YÖK ve özellikle başkanı Prof. Dr. Yusuf Ziya Özcan, bir kenara yazsın: Bu devletin kuruluş felsefesine kimler ihanet etti diye bir gün birileri liste hazırlar da tarihe bunu tevdi ederse, bilsinler ki YÖK’ün son “katsayı” kararına imza atanlar o listenin başında yer alacaktır.
Bu düşüncemizi baştan kayda geçelim de sıra konuyla ilgili görüşümüze gelsin:
YÖK eğer "mesleki ve teknik okulların" ya da "meslek liselerinin" önlerini açan bir düzenleme yapmış olsa, öpüp başımıza koyacağız.
Çünkü Türkiye’nin en önemli ihtiyaçlarından biri, bu tür insan gücüdür.
Ama bunların yaptığı o değil. Bunlar sanki meslek lisesi mezunu çocukların haklarını koruyormuş gibi göstererek aslında "İmam Hatip Liseleri" mezunlarının bir gün tüm ülkeyi ele geçirmesinin altyapısını hazırlıyorlar.
O yüzden imam hatip liselerine ne "meslek lisesi" diyorlar, ne de "genel lise" diyebiliyorlar. "Genel lise" diyemedikleri için hilelerini "meslek liseleri" üzerinden yürütüyorlar.
Ve tabii Anayasa’ya, Öğretim Birliği Yasası’na ve "laik eğitim" ilkelerine aykırı davranmış oluyorlar. (Bu noktada Sayın Sabih Kanadoğlu’nun uyarılarına kulak versinler çünkü alınan karar, Anayasa Mahkemesi’nin AKP davasında verdiği kararla çelişmektedir.)

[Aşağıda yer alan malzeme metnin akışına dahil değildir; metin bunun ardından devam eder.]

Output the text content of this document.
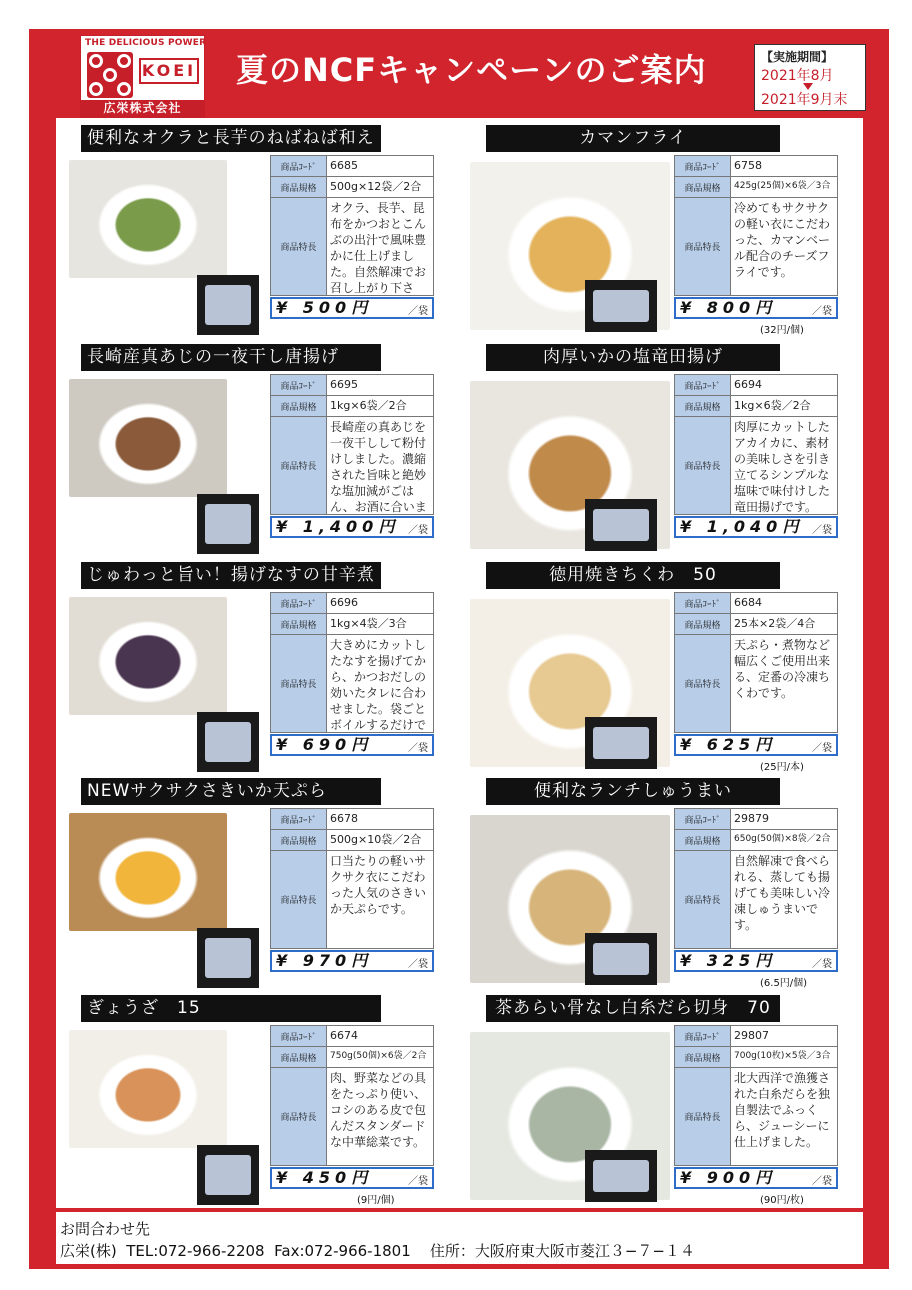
THE DELICIOUS POWER
KOEI
広栄株式会社
夏のNCFキャンペーンのご案内	【実施期間】
2021年8月
2021年9月末
便利なオクラと長芋のねばねば和え
商品ｺｰﾄﾞ	6685
商品規格	500g×12袋／2合
商品特長
オクラ、長芋、昆布をかつおとこんぶの出汁で風味豊かに仕上げました。自然解凍でお召し上がり下さ
¥ 500円	／袋
カマンフライ
商品ｺｰﾄﾞ	6758
商品規格	425g(25個)×6袋／3合
商品特長
冷めてもサクサクの軽い衣にこだわった、カマンベール配合のチーズフライです。
¥ 800円	／袋
(32円/個)
長崎産真あじの一夜干し唐揚げ
商品ｺｰﾄﾞ	6695
商品規格	1kg×6袋／2合
商品特長
長崎産の真あじを一夜干しして粉付けしました。濃縮された旨味と絶妙な塩加減がごはん、お酒に合いま
¥ 1,400円 ／袋
肉厚いかの塩竜田揚げ
商品ｺｰﾄﾞ	6694
商品規格	1kg×6袋／2合
商品特長
肉厚にカットしたアカイカに、素材の美味しさを引き立てるシンプルな塩味で味付けした竜田揚げです。
¥ 1,040円 ／袋
じゅわっと旨い！揚げなすの甘辛煮
商品ｺｰﾄﾞ	6696
商品規格	1kg×4袋／3合
商品特長
大きめにカットしたなすを揚げてから、かつおだしの効いたタレに合わせました。袋ごとボイルするだけで
¥ 690円	／袋
徳用焼きちくわ　50
商品ｺｰﾄﾞ	6684
商品規格	25本×2袋／4合
商品特長
天ぷら・煮物など幅広くご使用出来る、定番の冷凍ちくわです。
¥ 625円	／袋
(25円/本)
NEWサクサクさきいか天ぷら
商品ｺｰﾄﾞ	6678
商品規格	500g×10袋／2合
商品特長
口当たりの軽いサクサク衣にこだわった人気のさきいか天ぷらです。
¥ 970円	／袋
便利なランチしゅうまい
商品ｺｰﾄﾞ	29879
商品規格	650g(50個)×8袋／2合
商品特長
自然解凍で食べられる、蒸しても揚げても美味しい冷凍しゅうまいです。
¥ 325円	／袋
(6.5円/個)
ぎょうざ　15
商品ｺｰﾄﾞ	6674
商品規格	750g(50個)×6袋／2合
商品特長
肉、野菜などの具をたっぷり使い、コシのある皮で包んだスタンダードな中華総菜です。
¥ 450円	／袋
(9円/個)
茶あらい骨なし白糸だら切身　70
商品ｺｰﾄﾞ	29807
商品規格	700g(10枚)×5袋／3合
商品特長
北大西洋で漁獲された白糸だらを独自製法でふっくら、ジューシーに仕上げました。
¥ 900円	／袋
(90円/枚)
お問合わせ先
広栄(株) TEL:072-966-2208 Fax:072-966-1801 住所：大阪府東大阪市菱江３−７−１４
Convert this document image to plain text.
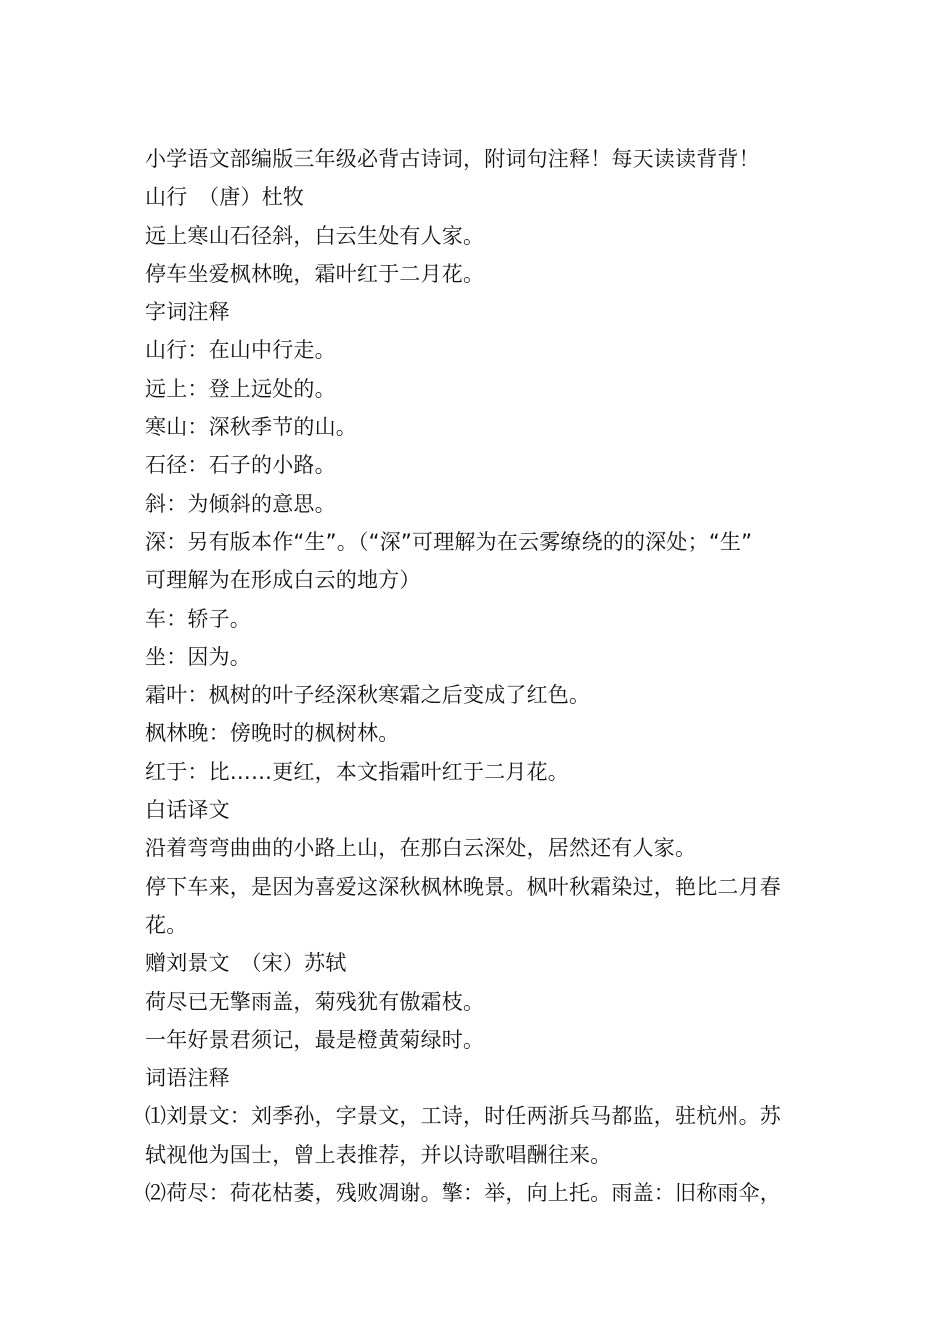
小学语文部编版三年级必背古诗词，附词句注释！每天读读背背！
山行　（唐）杜牧
远上寒山石径斜，白云生处有人家。
停车坐爱枫林晚，霜叶红于二月花。
字词注释
山行：在山中行走。
远上：登上远处的。
寒山：深秋季节的山。
石径：石子的小路。
斜：为倾斜的意思。
深：另有版本作“生”。（“深”可理解为在云雾缭绕的的深处；“生”
可理解为在形成白云的地方）
车：轿子。
坐：因为。
霜叶：枫树的叶子经深秋寒霜之后变成了红色。
枫林晚：傍晚时的枫树林。
红于：比……更红，本文指霜叶红于二月花。
白话译文
沿着弯弯曲曲的小路上山，在那白云深处，居然还有人家。
停下车来，是因为喜爱这深秋枫林晚景。枫叶秋霜染过，艳比二月春
花。
赠刘景文　（宋）苏轼
荷尽已无擎雨盖，菊残犹有傲霜枝。
一年好景君须记，最是橙黄菊绿时。
词语注释
⑴刘景文：刘季孙，字景文，工诗，时任两浙兵马都监，驻杭州。苏
轼视他为国士，曾上表推荐，并以诗歌唱酬往来。
⑵荷尽：荷花枯萎，残败凋谢。擎：举，向上托。雨盖：旧称雨伞，
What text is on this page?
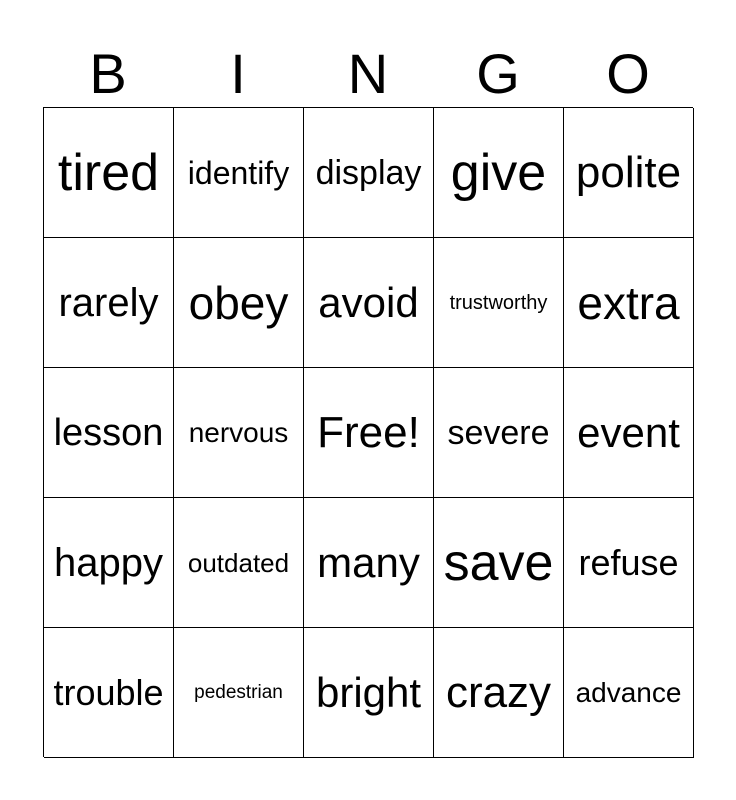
B	I	N	G	O
tired identify display give polite
rarely obey avoid trustworthy extra
lesson nervous Free! severe event
happy outdated many save refuse
trouble pedestrian bright crazy advance
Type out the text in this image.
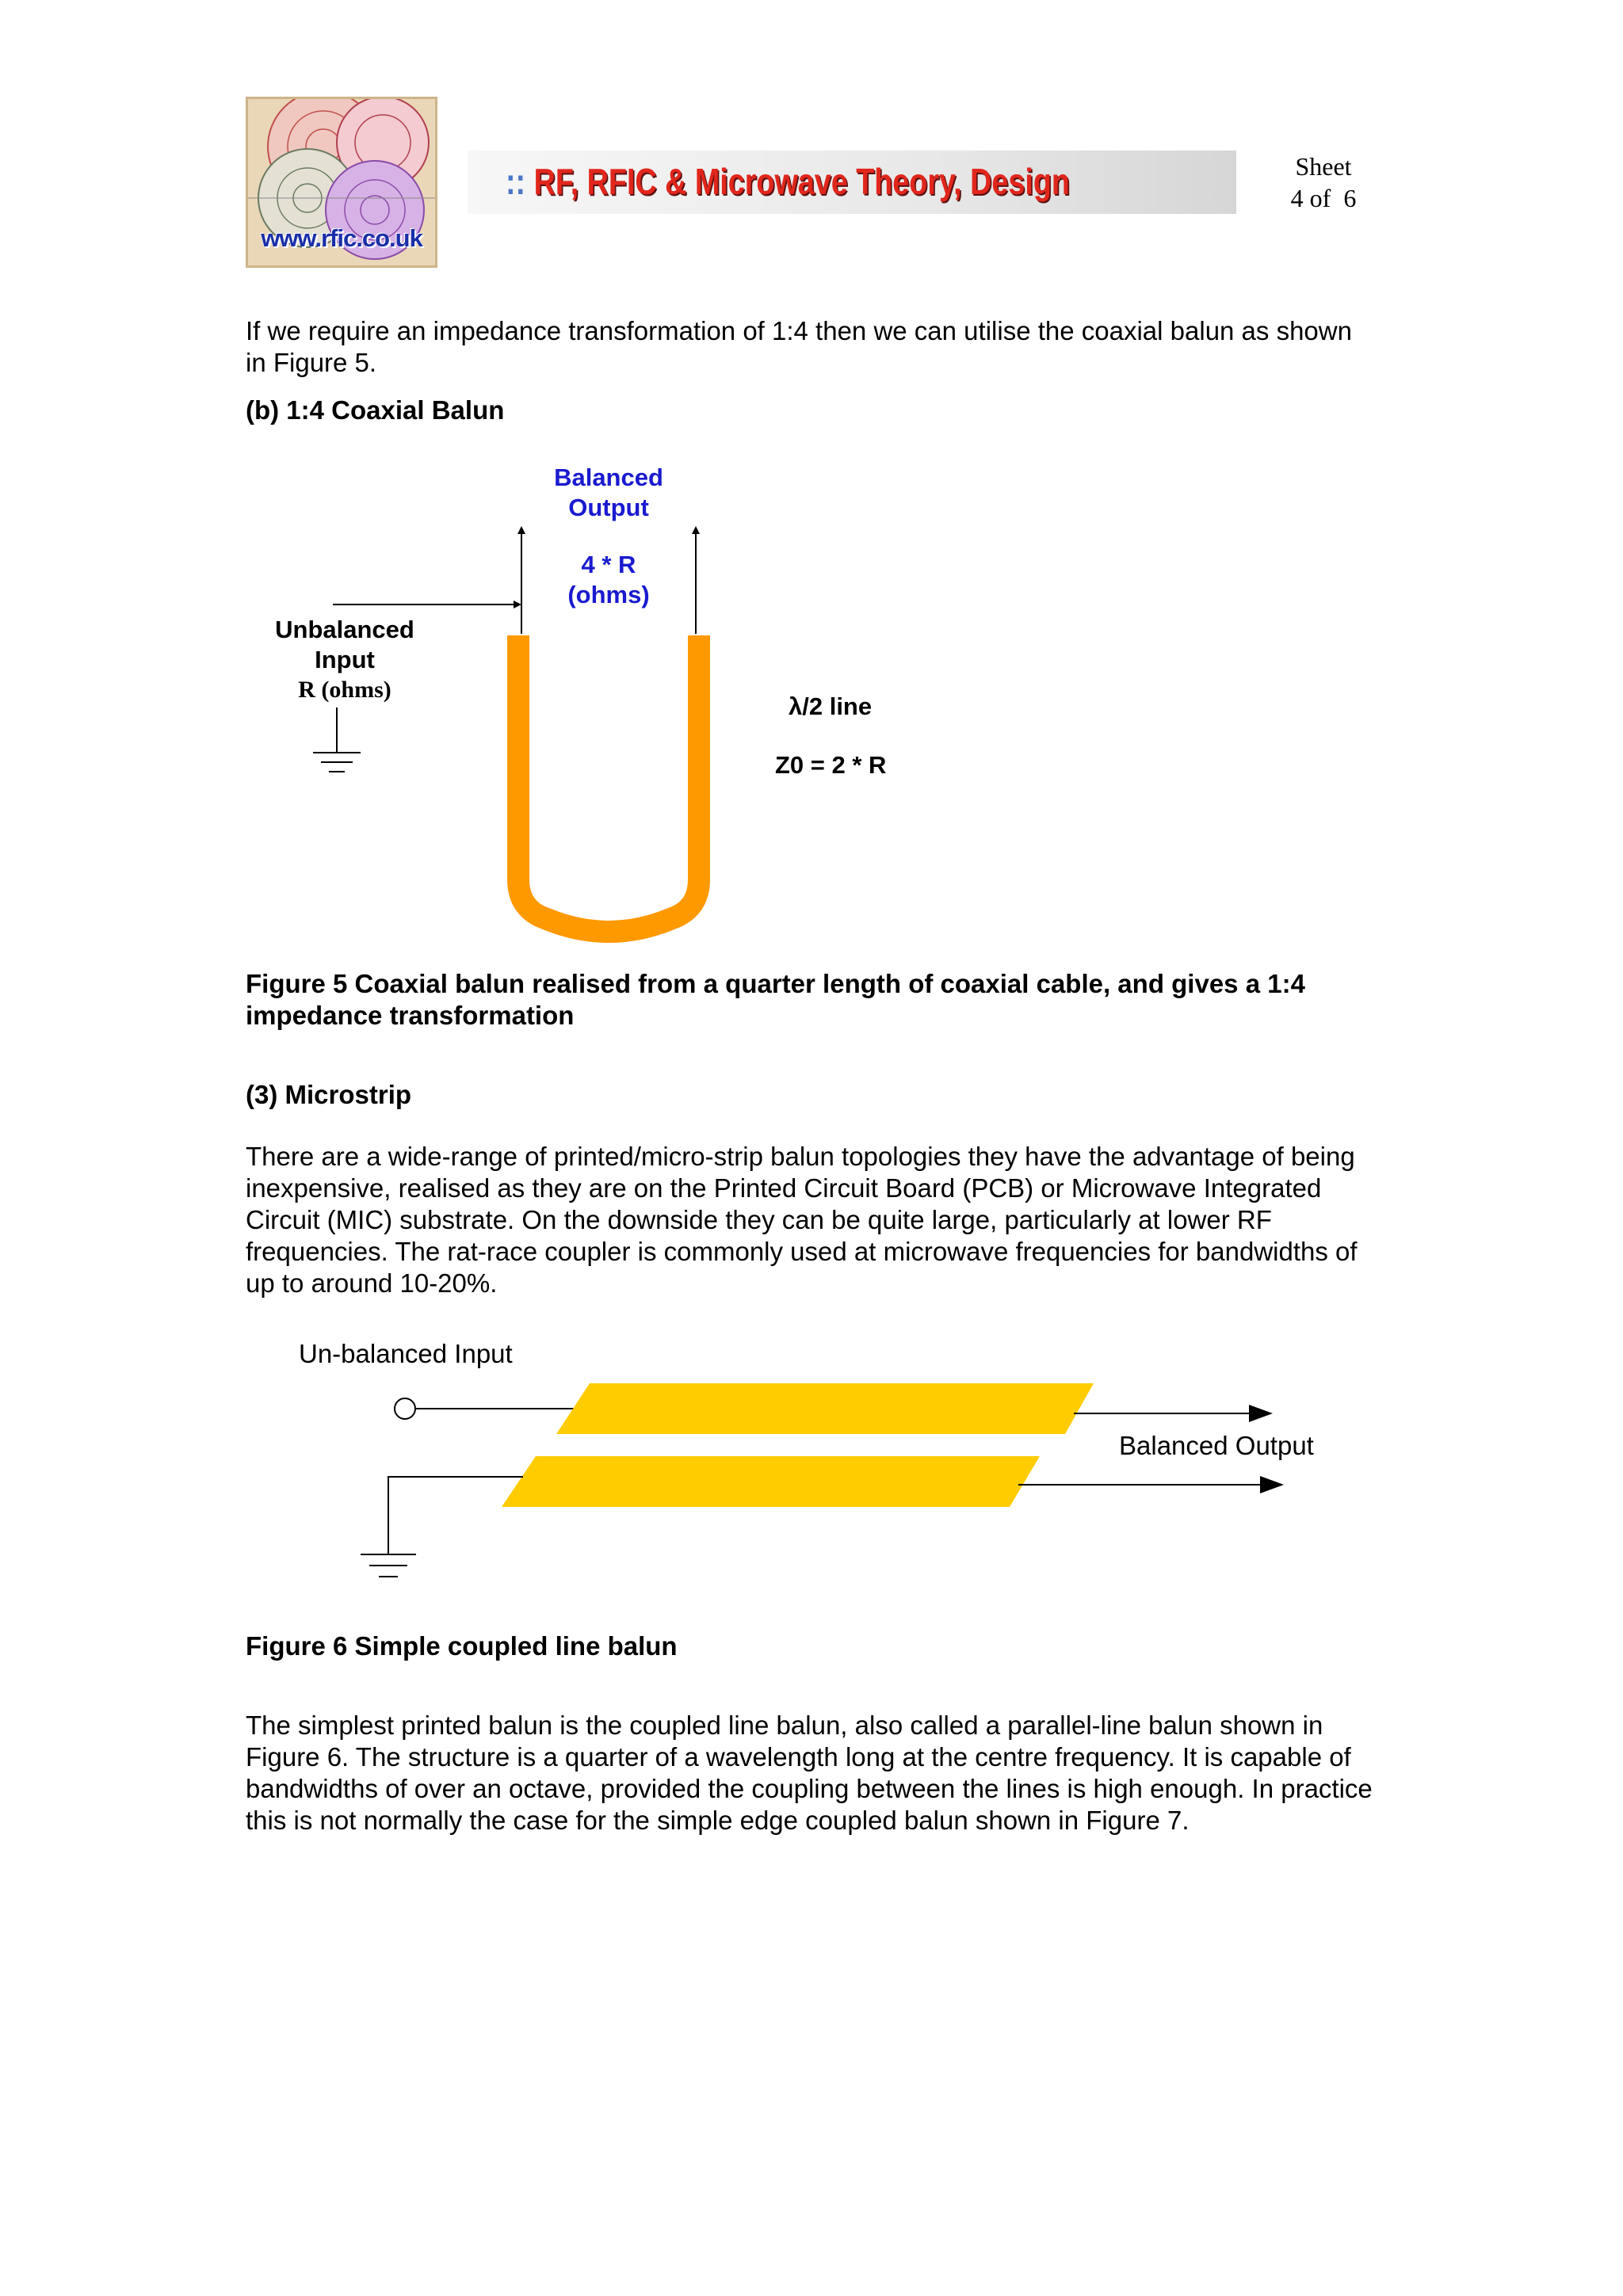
www.rfic.co.uk
:: RF, RFIC & Microwave Theory, Design	Sheet
4 of  6
If we require an impedance transformation of 1:4 then we can utilise the coaxial balun as shown in Figure 5.
(b) 1:4 Coaxial Balun
Balanced
Output
4 * R
(ohms)
Unbalanced
Input
R (ohms)
λ/2 line
Z0 = 2 * R
Figure 5 Coaxial balun realised from a quarter length of coaxial cable, and gives a 1:4 impedance transformation
(3) Microstrip
There are a wide-range of printed/micro-strip balun topologies they have the advantage of being inexpensive, realised as they are on the Printed Circuit Board (PCB) or Microwave Integrated Circuit (MIC) substrate. On the downside they can be quite large, particularly at lower RF frequencies. The rat-race coupler is commonly used at microwave frequencies for bandwidths of up to around 10-20%.
Un-balanced Input
Balanced Output
Figure 6 Simple coupled line balun
The simplest printed balun is the coupled line balun, also called a parallel-line balun shown in Figure 6. The structure is a quarter of a wavelength long at the centre frequency. It is capable of bandwidths of over an octave, provided the coupling between the lines is high enough. In practice this is not normally the case for the simple edge coupled balun shown in Figure 7.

Üniversiteye girmek isteyen meslek lisesi mezunu öğrencilerin sınavda alacakları puanların genel lise mezunlarıyla eşit ağırlıklı sayılması o yüzden gerekliymiş. Bunu söylüyorlar.
Oysa bu düpedüz yalan!
Nitekim eski YÖK Başkan Vekili Prof. Dr. İsa Eşme de dünkü Cumhuriyet’te çıkan makalesinde, imam hatip liseleri dışındaki meslek liselerinde eğitim gören çocukların "genel lise" derslerinden pek çoğunu okumadığını, oysa imam hatip liselerinde genel liselerle ortak dersler olduğunu söylüyor, toplumun ihtiyaç duyduğu asıl "meslek liseleri mezunlarının" mağdur olacağını savunuyordu.
Yeri gelmişken soralım:
İmam hatip dışındaki meslek liselerinin mezunları kendi haklarını korumak için neden ses çıkarmazlar?
Bu konularda sadece bilimsel temellere dayalı görüş açıklayan TÜSİAD da yaptığı basın açıklamasında, "İmam hatip Liseleri, din görevlisi yetiştirmek üzere tasarlanmış, ancak zamanla kuruluş amacından uzaklaşmıştır.
Ülkenin imam-hatip ihtiyacını karşılamaya yetecek sayıda imam hatip lisesinin eğitime devam etmesi ve mezunların arzu ettikleri takdirde kendi alanlarında yüksek öğrenime devam etmeleri sağlanmalıdır.
Geriye kalan imam hatip liselerinin meslek lisesi statüsü kaldırılmalı ve gerekli müfredat uyumu yapılarak genel liseye dönüştürülmelidir" diyordu.
Eski yıllarda çok sorduğumuz ama yanıtını alamadığımız bir soru yine aklımıza geldi:
Ülkenin en çok 250 bin din adamına ihtiyacı olduğuna göre bunun 10 katı imam hatip mezunu ile Türkiye nereye gitmek istiyor?